Dikkat edilmesi gereken bir diğer durum olarak eğer aşırı ifa güçlüğü ve hatta mücbir sebep klozları açısından ifa imkansızlığı durumları borçlunun kusurlu bir davranışı ya da eylemlerinden sorumlu olduğu ifa yardımcılarının davranışından kaynaklanıyorsa borçlu artık bu klozun korumasından yararlanamamalıdır. Bu durumda kloz metnine ispat yükü aşağıdaki şekilde yazılabilir; “ hardship klozunun uygulanmasını talep eden taraf, sözleşmenin akdedilmesi sırasında göz önünde bulundurulması kendisinden beklenemeyecek ve kendi kontrolü dışında gelişen bir olaydan dolayı sözleşmeden doğan yükümlülüklerin yerine getirilmesinin son derece güçleştiğini ispat etmekle yükümlüdür. ’’

Hardship kabul edilen olayların hardship olup olmadığının ve bu olayların taraf yükümlülüklerine etkisini taraf yükümlülüklerine etkisinin değerlendirmesi için 3.bir kişinin yetkilendirilmesi de mümkündür.[63] Böylece bu konuda ortaya çıkabilecek bir ihtilafın halli ile zaman kaybı yaşanmayacaktır.

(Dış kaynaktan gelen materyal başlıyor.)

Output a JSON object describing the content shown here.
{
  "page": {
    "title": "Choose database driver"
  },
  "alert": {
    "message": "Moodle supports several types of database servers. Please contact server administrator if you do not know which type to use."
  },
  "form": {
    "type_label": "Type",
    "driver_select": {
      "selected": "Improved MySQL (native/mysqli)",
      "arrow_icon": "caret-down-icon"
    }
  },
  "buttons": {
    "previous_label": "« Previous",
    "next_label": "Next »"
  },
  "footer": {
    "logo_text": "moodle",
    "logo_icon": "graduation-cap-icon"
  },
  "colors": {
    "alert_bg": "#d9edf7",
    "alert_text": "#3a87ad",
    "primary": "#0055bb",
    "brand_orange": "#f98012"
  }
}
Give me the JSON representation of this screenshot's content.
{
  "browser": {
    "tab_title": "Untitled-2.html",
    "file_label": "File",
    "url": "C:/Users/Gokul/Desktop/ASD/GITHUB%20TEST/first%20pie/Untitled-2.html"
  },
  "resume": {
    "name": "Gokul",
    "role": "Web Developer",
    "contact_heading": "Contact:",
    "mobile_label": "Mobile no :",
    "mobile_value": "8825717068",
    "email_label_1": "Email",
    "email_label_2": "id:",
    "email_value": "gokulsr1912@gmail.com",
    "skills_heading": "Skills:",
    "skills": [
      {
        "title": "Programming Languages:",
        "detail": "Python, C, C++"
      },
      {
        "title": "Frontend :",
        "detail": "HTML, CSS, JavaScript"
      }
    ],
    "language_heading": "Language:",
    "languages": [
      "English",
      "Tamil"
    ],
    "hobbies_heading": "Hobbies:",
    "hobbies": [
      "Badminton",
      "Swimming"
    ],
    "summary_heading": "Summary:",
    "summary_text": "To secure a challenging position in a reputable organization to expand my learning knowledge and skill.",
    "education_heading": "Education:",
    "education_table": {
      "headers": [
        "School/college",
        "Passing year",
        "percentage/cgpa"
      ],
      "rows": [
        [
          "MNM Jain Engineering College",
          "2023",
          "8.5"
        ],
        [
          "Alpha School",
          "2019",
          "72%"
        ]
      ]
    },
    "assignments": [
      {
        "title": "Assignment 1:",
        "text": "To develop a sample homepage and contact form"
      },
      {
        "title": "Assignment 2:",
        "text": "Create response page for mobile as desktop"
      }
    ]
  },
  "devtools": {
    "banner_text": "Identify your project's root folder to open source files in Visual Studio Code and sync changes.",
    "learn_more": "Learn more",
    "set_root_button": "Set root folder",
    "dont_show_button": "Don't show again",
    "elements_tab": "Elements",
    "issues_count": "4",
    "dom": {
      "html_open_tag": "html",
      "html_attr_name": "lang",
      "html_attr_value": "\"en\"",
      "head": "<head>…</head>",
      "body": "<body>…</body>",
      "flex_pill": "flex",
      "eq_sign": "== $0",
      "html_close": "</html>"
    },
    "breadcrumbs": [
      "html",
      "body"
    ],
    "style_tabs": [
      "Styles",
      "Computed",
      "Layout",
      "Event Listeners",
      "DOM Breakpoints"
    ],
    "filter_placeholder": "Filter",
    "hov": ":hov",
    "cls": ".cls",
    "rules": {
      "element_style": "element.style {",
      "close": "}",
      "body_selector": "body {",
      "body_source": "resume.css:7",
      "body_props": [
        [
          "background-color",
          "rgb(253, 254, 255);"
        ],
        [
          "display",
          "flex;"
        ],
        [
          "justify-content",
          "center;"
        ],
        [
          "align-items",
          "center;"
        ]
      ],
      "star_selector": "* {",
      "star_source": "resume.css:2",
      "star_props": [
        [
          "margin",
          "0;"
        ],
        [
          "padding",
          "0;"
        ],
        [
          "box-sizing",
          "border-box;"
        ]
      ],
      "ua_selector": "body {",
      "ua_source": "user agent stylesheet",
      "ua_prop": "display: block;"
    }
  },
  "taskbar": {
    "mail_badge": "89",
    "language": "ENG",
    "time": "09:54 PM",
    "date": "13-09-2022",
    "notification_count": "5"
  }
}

Bir olayın öngörülemez olması ile tarafların kontrolü dışında kalması aynı şey değildir. Bu nedenle klozun içerisinde ikisinin de ayrı ayrı belirtilmesi gerekliliği vardır.

  • Hardship Klozu İle Öngörülebilecek Yükümlülükler
  1. Bildirimde Bulunma Yükümlülüğü

Hardship klozları kapsamında muafiyet talep eden taraf ifasında gecikme olacağını veya kısmi ifada bulunabileceğini karşı yana ihbar etmekle yükümlü tutulmalıdır. Bunu takiben bir taraf bildirimde bulunma yükümlülüğünü yerine getirmediğinde bunun sonuçlarının neler olacağı da açık bir dille düzenlenmelidir.[64] Taraflar hardship klozlarında bildirimde bulunma yükümlülüğünün yerine getirilmemesine karşın uygulanabilecek etkin bir çözüm olarak bu klozun  uygulanamamasını tercih edebilirler.[65]  Böylece ihbarda bulunarak ifa yükümlülüğünden kurtulacak olan sözleşme borçlusu haklı bir nedeni olmaksızın ihbarda bulunma yükümlülüğünü yerine getirmediği durumda bu kloz ile elde edebileceği muafiyetten mahrum kalacaktır. Bunun yanı sıra mücbir sebep klozlarında olduğu gibi İfa borçlusu bildirimde bulunma yükümlülüğünü yerine getirmediği veya geciktiği takdirde ifa alacaklısının bu nedenle uğradığı zararı tazminle yükümlü tutulabilir.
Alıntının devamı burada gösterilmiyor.